Il lavoro e gli ideali a cui non si rinuncia – 4 maggio 2017 –

La festa del lavoro rappresenta una occasione per rinnovare la straordinaria importanza del tema che costituisce il fondamento della nostra Repubblica, come ci ricorda il primo articolo della Costituzione.

Quest’anno le celebrazioni sono state, diciamo così, contenute in un alveo di ordinaria amministrazione quasi a significare che non vi sono ragioni particolari che possano indurre a supporre che il lavoro non sia tenuto nella considerazione che merita, ovvero il principio distintivo della forma di Stato la cui incidenza è tale da condizionare l’interpretazione delle leggi e della stessa Costituzione. A riprova di ciò si consideri la scelta dei sindacati confederali di svolgere la manifestazione nazionale del Primo maggio in Sicilia, a Portella della Ginestra, in ricordo dell’eccidio mafioso di 70 anni fa di braccianti ai quali nessuna colpa poteva essere imputata se non quella, imperdonabile, secondo i loro carnefici guidati da Salvatore Giuliano, di essere vicini al sindacato.

Un episodio crudele del quale, in linea con gli ormai numerosi misteri italiani, ancora oggi non è chiaro chi fossero i mandanti e quale perversa strategia perseguissero.

Tuttavia, nel rispetto del valore simbolico delle manifestazioni celebrative, utili peraltro a consentirci di conoscere meglio il nostro passato per affrontare con maggiore cognizione di causa le sfide future, la situazione attuale del lavoro in Italia è molto critica e sempre più incerta.

Non si tratta soltanto del tasso di disoccupazione che, secondo gli ultimi dati Istat, a marzo scorso è risalito all’11,7%, cioè oltre 3 milioni di persone, tra le quali una percentuale rilevante di ultracinquantenni, bensì della diffusione del preoccupante fenomeno della recessione della tutela dei diritti dei lavoratori.

Una contrazione, quella della tutela dell’occupazione, che al pari di quella che potrebbe riguardare altri rilevanti diritti come, per esempio, quello alla salute, si pone in netto contrasto con i principi costituzionali che proprio nel lavoro individuano l’elemento fondamentale per il superamento delle barriere per il conseguimento dell’uguaglianza.

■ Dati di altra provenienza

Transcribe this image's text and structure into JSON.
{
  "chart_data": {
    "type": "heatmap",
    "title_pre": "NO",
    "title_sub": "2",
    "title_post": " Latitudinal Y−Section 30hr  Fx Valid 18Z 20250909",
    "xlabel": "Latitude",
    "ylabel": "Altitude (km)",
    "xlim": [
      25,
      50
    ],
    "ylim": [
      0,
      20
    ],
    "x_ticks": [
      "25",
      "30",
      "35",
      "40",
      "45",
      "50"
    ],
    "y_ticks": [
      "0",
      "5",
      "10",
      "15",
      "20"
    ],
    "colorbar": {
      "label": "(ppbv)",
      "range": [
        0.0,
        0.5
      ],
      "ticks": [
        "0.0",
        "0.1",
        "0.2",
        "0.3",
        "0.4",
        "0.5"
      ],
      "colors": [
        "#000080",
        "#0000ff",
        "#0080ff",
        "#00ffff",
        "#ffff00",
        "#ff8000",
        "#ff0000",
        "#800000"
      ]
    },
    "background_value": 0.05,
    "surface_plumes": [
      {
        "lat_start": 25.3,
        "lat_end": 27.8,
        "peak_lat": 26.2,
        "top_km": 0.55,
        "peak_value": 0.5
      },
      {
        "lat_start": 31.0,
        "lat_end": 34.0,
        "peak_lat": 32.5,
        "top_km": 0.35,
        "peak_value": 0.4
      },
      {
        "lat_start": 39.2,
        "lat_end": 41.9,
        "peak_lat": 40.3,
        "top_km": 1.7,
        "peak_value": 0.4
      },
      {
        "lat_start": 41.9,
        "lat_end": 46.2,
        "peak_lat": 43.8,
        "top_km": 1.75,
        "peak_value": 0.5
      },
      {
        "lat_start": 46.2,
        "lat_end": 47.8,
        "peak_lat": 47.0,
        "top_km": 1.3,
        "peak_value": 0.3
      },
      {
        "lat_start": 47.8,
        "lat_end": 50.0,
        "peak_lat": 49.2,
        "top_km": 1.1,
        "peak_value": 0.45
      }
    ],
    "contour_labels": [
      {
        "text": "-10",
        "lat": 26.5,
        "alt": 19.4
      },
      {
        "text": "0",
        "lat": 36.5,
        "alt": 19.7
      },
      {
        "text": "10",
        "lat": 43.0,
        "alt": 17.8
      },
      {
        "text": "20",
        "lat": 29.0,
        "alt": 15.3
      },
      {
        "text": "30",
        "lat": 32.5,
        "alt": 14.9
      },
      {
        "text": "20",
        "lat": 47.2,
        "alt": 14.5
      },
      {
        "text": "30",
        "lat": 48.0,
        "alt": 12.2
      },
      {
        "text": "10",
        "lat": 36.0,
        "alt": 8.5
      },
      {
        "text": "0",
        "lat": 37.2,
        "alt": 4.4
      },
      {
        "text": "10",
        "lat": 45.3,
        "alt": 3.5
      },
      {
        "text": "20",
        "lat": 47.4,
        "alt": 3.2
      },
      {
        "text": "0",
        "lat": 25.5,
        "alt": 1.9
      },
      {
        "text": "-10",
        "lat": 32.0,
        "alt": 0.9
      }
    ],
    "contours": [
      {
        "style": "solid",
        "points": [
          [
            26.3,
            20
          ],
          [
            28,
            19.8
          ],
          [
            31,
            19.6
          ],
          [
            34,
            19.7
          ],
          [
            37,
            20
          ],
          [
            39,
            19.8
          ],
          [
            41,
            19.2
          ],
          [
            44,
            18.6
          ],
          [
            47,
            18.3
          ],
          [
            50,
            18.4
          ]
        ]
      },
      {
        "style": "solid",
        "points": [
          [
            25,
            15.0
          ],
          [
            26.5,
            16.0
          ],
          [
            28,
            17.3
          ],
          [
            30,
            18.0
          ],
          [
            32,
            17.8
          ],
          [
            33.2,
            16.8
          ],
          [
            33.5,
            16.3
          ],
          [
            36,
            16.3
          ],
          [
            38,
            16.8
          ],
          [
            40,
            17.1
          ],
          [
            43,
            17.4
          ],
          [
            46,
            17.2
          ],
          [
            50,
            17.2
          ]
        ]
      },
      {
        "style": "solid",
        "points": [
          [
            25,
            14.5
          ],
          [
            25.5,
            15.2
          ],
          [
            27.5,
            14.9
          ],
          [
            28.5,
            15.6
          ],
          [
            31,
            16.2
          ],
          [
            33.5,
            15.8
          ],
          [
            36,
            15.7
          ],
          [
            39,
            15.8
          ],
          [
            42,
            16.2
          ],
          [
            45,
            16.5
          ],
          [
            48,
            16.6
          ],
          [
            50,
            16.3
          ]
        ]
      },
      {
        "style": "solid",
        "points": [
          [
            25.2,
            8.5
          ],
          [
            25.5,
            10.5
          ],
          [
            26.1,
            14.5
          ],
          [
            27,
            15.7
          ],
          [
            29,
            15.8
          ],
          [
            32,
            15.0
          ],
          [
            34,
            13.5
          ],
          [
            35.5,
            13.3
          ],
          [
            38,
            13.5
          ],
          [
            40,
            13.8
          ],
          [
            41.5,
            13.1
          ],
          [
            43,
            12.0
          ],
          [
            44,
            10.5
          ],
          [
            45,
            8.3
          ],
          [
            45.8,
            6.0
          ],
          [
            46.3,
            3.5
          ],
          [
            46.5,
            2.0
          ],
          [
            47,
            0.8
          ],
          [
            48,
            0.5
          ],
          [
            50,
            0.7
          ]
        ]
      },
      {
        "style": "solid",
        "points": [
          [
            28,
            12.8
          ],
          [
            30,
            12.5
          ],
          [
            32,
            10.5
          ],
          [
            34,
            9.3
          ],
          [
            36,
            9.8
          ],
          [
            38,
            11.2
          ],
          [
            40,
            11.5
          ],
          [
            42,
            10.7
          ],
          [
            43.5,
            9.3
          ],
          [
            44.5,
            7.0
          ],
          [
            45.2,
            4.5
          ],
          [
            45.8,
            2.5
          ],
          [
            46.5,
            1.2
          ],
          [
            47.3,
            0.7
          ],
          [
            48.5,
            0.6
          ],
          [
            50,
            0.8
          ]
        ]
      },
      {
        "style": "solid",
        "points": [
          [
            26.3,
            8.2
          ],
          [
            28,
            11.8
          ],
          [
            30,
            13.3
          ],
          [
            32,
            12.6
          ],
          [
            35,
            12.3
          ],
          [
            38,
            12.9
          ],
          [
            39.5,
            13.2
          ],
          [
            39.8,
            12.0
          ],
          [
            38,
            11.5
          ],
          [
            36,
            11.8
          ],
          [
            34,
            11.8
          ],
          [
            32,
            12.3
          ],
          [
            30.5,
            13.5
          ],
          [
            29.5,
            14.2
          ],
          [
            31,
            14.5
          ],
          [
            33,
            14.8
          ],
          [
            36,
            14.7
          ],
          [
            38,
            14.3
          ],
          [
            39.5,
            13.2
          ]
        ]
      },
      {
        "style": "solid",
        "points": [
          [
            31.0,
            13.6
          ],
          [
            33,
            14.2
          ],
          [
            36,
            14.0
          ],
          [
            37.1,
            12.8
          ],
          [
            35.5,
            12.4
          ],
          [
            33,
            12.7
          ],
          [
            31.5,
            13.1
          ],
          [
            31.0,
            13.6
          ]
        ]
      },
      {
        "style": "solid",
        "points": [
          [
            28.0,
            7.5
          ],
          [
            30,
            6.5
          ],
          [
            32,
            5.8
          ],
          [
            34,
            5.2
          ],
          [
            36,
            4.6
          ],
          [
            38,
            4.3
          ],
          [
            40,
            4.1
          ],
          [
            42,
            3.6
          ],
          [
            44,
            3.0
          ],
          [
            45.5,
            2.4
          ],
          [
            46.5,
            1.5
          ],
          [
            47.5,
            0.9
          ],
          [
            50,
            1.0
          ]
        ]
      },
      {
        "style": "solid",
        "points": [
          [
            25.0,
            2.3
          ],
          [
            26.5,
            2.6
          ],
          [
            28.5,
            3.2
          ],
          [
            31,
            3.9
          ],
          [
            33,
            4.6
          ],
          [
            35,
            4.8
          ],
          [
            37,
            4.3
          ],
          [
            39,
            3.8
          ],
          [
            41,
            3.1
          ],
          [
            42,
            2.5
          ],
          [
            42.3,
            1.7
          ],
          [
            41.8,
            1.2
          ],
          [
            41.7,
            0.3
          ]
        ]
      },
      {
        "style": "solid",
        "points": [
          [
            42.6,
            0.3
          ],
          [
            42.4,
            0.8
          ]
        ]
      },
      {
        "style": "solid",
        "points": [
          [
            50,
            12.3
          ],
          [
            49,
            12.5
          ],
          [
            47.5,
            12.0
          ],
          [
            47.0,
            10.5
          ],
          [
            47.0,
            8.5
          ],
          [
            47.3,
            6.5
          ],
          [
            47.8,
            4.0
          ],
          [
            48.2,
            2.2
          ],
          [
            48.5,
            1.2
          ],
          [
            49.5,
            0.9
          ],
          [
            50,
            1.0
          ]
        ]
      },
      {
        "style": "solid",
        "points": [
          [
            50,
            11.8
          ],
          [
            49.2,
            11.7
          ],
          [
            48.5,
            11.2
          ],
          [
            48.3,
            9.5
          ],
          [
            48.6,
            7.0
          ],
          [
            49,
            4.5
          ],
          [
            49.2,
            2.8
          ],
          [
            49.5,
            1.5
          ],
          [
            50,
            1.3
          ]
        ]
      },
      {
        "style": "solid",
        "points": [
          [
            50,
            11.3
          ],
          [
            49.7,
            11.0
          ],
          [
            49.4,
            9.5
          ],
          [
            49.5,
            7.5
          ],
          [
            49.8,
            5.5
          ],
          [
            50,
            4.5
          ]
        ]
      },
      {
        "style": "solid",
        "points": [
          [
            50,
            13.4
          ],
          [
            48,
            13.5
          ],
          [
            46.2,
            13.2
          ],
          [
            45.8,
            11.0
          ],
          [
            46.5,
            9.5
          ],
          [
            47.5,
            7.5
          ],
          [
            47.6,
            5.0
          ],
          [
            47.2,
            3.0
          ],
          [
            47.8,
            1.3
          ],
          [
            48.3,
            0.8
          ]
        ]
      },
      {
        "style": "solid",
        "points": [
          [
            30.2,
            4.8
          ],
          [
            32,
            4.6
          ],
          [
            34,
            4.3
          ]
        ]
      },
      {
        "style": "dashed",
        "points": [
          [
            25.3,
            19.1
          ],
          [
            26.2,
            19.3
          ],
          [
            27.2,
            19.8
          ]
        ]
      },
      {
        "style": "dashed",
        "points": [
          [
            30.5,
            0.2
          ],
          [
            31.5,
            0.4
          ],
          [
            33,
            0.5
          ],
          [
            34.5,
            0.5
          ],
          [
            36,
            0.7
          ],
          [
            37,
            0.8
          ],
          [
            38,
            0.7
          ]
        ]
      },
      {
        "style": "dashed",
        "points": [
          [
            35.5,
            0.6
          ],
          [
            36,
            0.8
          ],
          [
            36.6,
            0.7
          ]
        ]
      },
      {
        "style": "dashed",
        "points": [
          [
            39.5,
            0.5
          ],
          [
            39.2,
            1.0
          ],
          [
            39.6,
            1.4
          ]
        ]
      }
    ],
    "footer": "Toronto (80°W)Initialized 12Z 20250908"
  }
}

Eppure nonostante ciò, sono state promulgate disposizioni normative restrittive alle quali inspiegabilmente la Corte Costituzionale, alla cui attenzione sono state rimesse per valutarne la legittimità costituzionale, ha dato avallo seppure con la poco chiara precisazione di preservare il contenuto minimo del diritto immolato. A giustificazione di tali provvedimenti, per lo più si è sostenuta la necessità di garantire le generazioni future. Anche volendo riconoscere un fondamento di lealtà alla tesi, si tratta di un equivoco, poiché verso le generazioni future vi è senza dubbio un obbligo di protezione, ma i vincoli giuridici che devono essere attuati per il conseguimento di tali finalità non possono ricadere, in via esclusiva, su chi oggi risulta essere, titolare di diritti e di doveri. Diversamente si giungerebbe ad una interpretazione distorta della Carta Costituzionale la cui caratteristica, se è possibile riassumerla in poche battute, è spingere agli investimenti sui diritti e non sul loro restringimento. La questione non è eludere la responsabilità verso le generazioni future, alla quale peraltro la nostra Carta Fondamentale ha sempre guardato con attenzione, bensì avere maggiore riguardo ai diritti (oltre ai doveri) della generazione presente. Evitare che la stessa possa rinunciare agli ideali dei loro padri, che non poco hanno lottato per conseguire diritti e garanzie sul lavoro.

É questo un pericolo sempre più evidente come dimostra una ormai diffusa “remissività lavorativa”,  vale a dire la tendenza che induce ad ottenere oppure a conservare il posto di lavoro a qualsiasi costo. Proprio per questa ragione, evidentemente, non ha destato alcuna sorpresa, quando invece avrebbe dovuto provocare una reazione di forte dissenso da parte di tutti e della politica in primo luogo, il sondaggio di qualche mese fa, seppur circoscritto ai soli romani, in base al quale il 65% dei giovani è pronto a rinunciare a contratti regolari e diritti dei lavoratori pur di avere un impiego. É facile comprendere come la crisi economica, più di altri, ha colpito i diritti sociali. Ma la cosa più straordinaria, è che ciò è avvenuto in nome del contenimento della spesa pubblica che pur essendo esso stesso un interesse costituzionalmente previsto, come tutti possono riscontrare, non è mai stato appieno attuato.